Rhys drehte sich um und weitete die Lider zu einem schreckerfüllten Starren. Weit fernab hinter ihnen hatte er etwas mit den Augen fixiert.

Nesta wagte es nicht, ihren Kopf dahin umzudrehen. Mit stockender, langsamer Bewegung tat sie es dennoch und entdeckte dutzende Wesen, die ihnen folgten.
Es waren Kreaturen aus Schlamm und Schlick, die aus den entstandenen Hügeln krochen. Einige, wenige Bestandteile wirkten menschlich. Arme und ein Teil des Gesichts waren von gelblicher Haut überzogen. Der Rest des Körpers hatte sich zu einer Masse verschmolzen, die auf keine Herkunft deutete. Die erdigen Bestandteile hatten sich zu spinnen-ähnlichen Beinen an den Seiten des Rumpfes gebildet. Das Geschöpf starrte sie aus fünf Augen heraus an und der blanke Horror zeichnete sich auf dem noch bestehenden Gesicht.

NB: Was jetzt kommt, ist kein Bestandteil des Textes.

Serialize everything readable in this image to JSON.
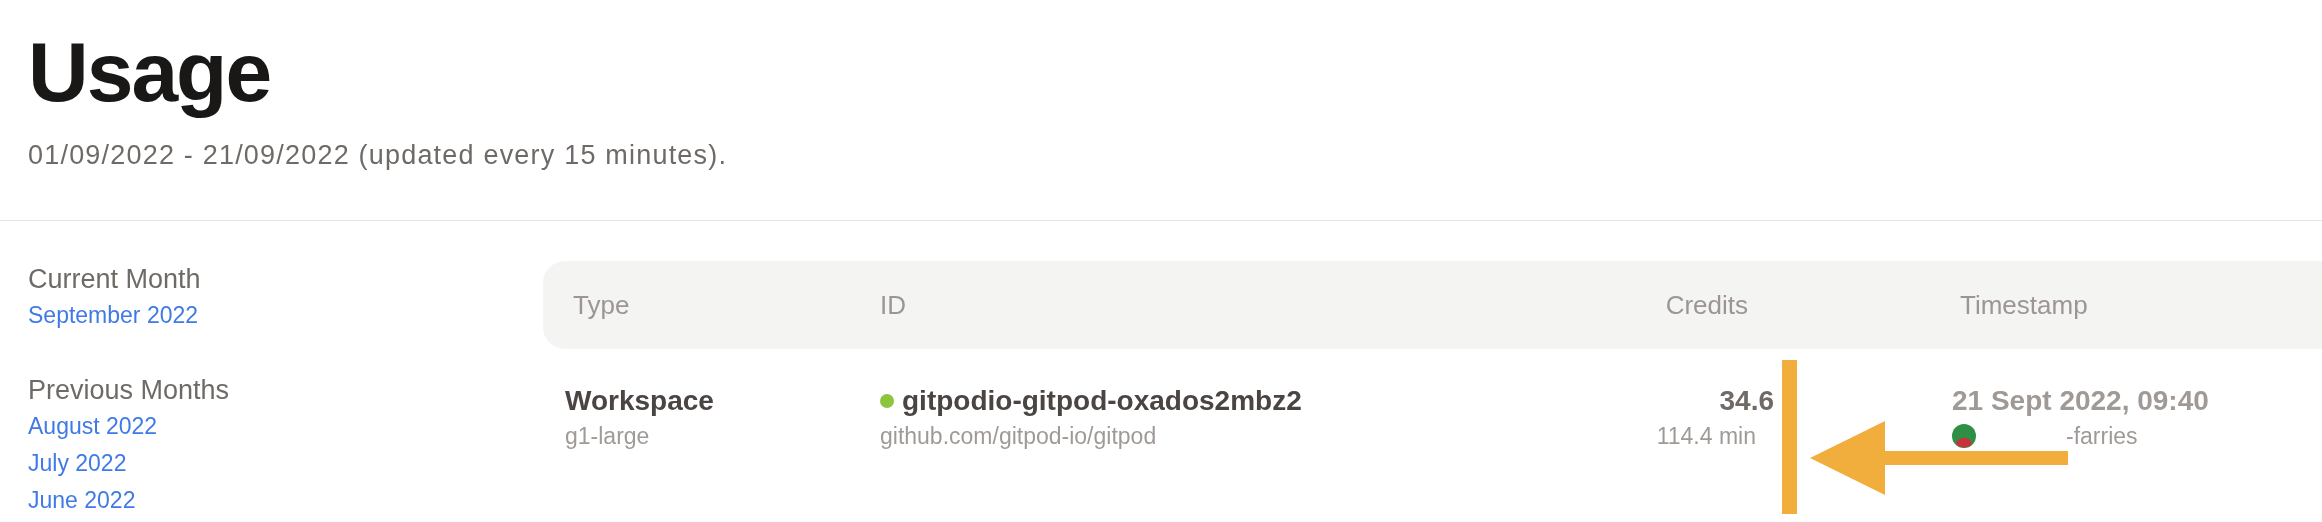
{
  "title": "Usage",
  "subtitle": "01/09/2022 - 21/09/2022 (updated every 15 minutes).",
  "sidebar": {
    "sections": [
      {
        "heading": "Current Month",
        "items": [
          {
            "label": "September 2022"
          }
        ]
      },
      {
        "heading": "Previous Months",
        "items": [
          {
            "label": "August 2022"
          },
          {
            "label": "July 2022"
          },
          {
            "label": "June 2022"
          }
        ]
      }
    ]
  },
  "table": {
    "columns": [
      "Type",
      "ID",
      "Credits",
      "Timestamp"
    ],
    "rows": [
      {
        "type": "Workspace",
        "class": "g1-large",
        "id": "gitpodio-gitpod-oxados2mbz2",
        "color": "#8cc63f",
        "repo": "github.com/gitpod-io/gitpod",
        "credits": "34.6",
        "duration": "114.4 min",
        "timestamp": "21 Sept 2022, 09:40",
        "user": "-farries"
      }
    ]
  }
}
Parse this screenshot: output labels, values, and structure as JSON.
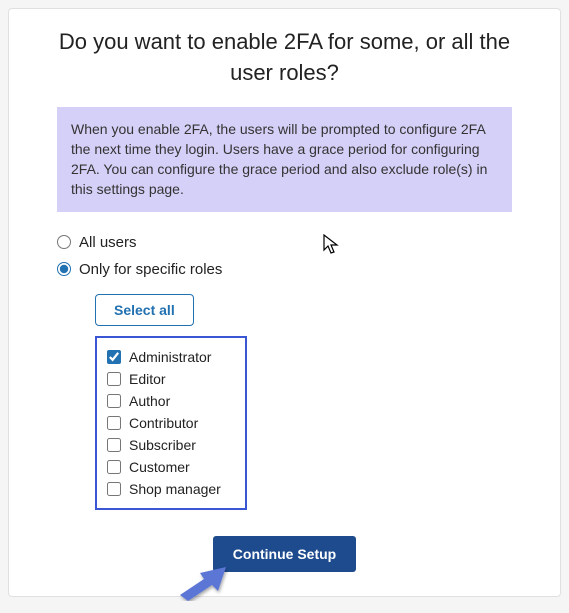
{
  "title": "Do you want to enable 2FA for some, or all the user roles?",
  "info": "When you enable 2FA, the users will be prompted to configure 2FA the next time they login. Users have a grace period for configuring 2FA. You can configure the grace period and also exclude role(s) in this settings page.",
  "options": {
    "all_users": "All users",
    "specific_roles": "Only for specific roles",
    "selected": "specific_roles"
  },
  "select_all_label": "Select all",
  "roles": [
    {
      "label": "Administrator",
      "checked": true
    },
    {
      "label": "Editor",
      "checked": false
    },
    {
      "label": "Author",
      "checked": false
    },
    {
      "label": "Contributor",
      "checked": false
    },
    {
      "label": "Subscriber",
      "checked": false
    },
    {
      "label": "Customer",
      "checked": false
    },
    {
      "label": "Shop manager",
      "checked": false
    }
  ],
  "continue_label": "Continue Setup"
}
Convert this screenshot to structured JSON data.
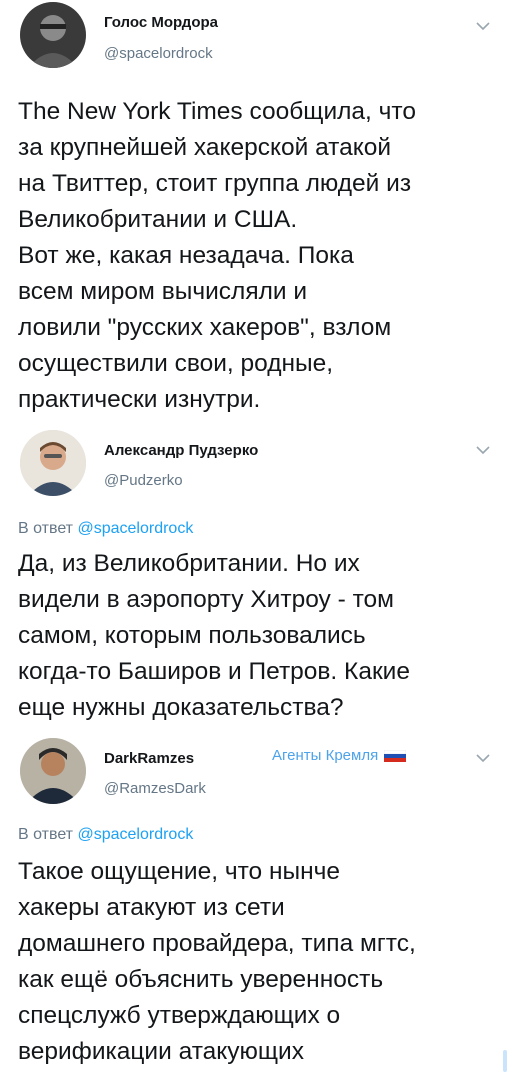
{
  "tweets": [
    {
      "name": "Голос Мордора",
      "handle": "@spacelordrock",
      "text": "The New York Times сообщила, что\nза крупнейшей хакерской атакой\nна Твиттер, стоит группа людей из\nВеликобритании и США.\nВот же, какая незадача. Пока\nвсем миром вычисляли и\nловили \"русских хакеров\", взлом\nосуществили свои, родные,\nпрактически изнутри."
    },
    {
      "name": "Александр Пудзерко",
      "handle": "@Pudzerko",
      "reply_prefix": "В ответ",
      "reply_mention": "@spacelordrock",
      "text": "Да, из Великобритании. Но их\nвидели в аэропорту Хитроу - том\nсамом, которым пользовались\nкогда-то Баширов и Петров. Какие\nеще нужны доказательства?"
    },
    {
      "name": "DarkRamzes",
      "handle": "@RamzesDark",
      "badge": "Агенты Кремля",
      "reply_prefix": "В ответ",
      "reply_mention": "@spacelordrock",
      "text": "Такое ощущение, что нынче\nхакеры атакуют из сети\nдомашнего провайдера, типа мгтс,\nкак ещё объяснить уверенность\nспецслужб утверждающих о\nверификации атакующих"
    }
  ],
  "icons": {
    "chevron": "chevron-down-icon",
    "flag": "russia-flag-icon"
  },
  "colors": {
    "text": "#14171a",
    "secondary": "#657786",
    "link": "#1da1f2",
    "badge": "#4da3ea"
  }
}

Nesta stolperte als sie weiterrannte.

Einmal hatte Rhys sich umgedreht, um einem der Wesen in die Brust zu schießen, dorthin, wo er das Herz vermutete. Der Schlamm teilte sich und fiel auf dem Boden. Noch im selben Augenblick jedoch konnte er mitansehen, wie sich wieder neue Körper aus dem geteilten Schleim formten.

Nesta währenddessen lief an neu entstandenen, kleinen Vulkanen vorbei, aus denen Lava sprudelte. Ein Funken Feuer hatte sie am Hemd getroffen und sich direkt durch den Stoff auf ihre Haut gefressen.

Ihre Beine trugen sie automatisch voran. Sie dachte nicht, als sie sich der violett schimmernden Wand immer mehr näherte.
Sie konnte durch die gläserne Mauer hindurch auf die andere Seite blicken. Dort lag nur eine Wiese. Nichts weiter als frisches Gras.

Mit ausgestreckter Hand schloss sie die Augen und versuchte krampfhaft, an etwas Gutes zu denken, wenn sie nun die Grenze durchqueren würde... doch das einzige, das ihren Kopf heimsuchte, war der Spruch, der ihr schon damals in die Wiege gelegt wurde:

Beschwer dich nicht über die Flammen der Hölle, wenn sie es sind, die dich warm halten.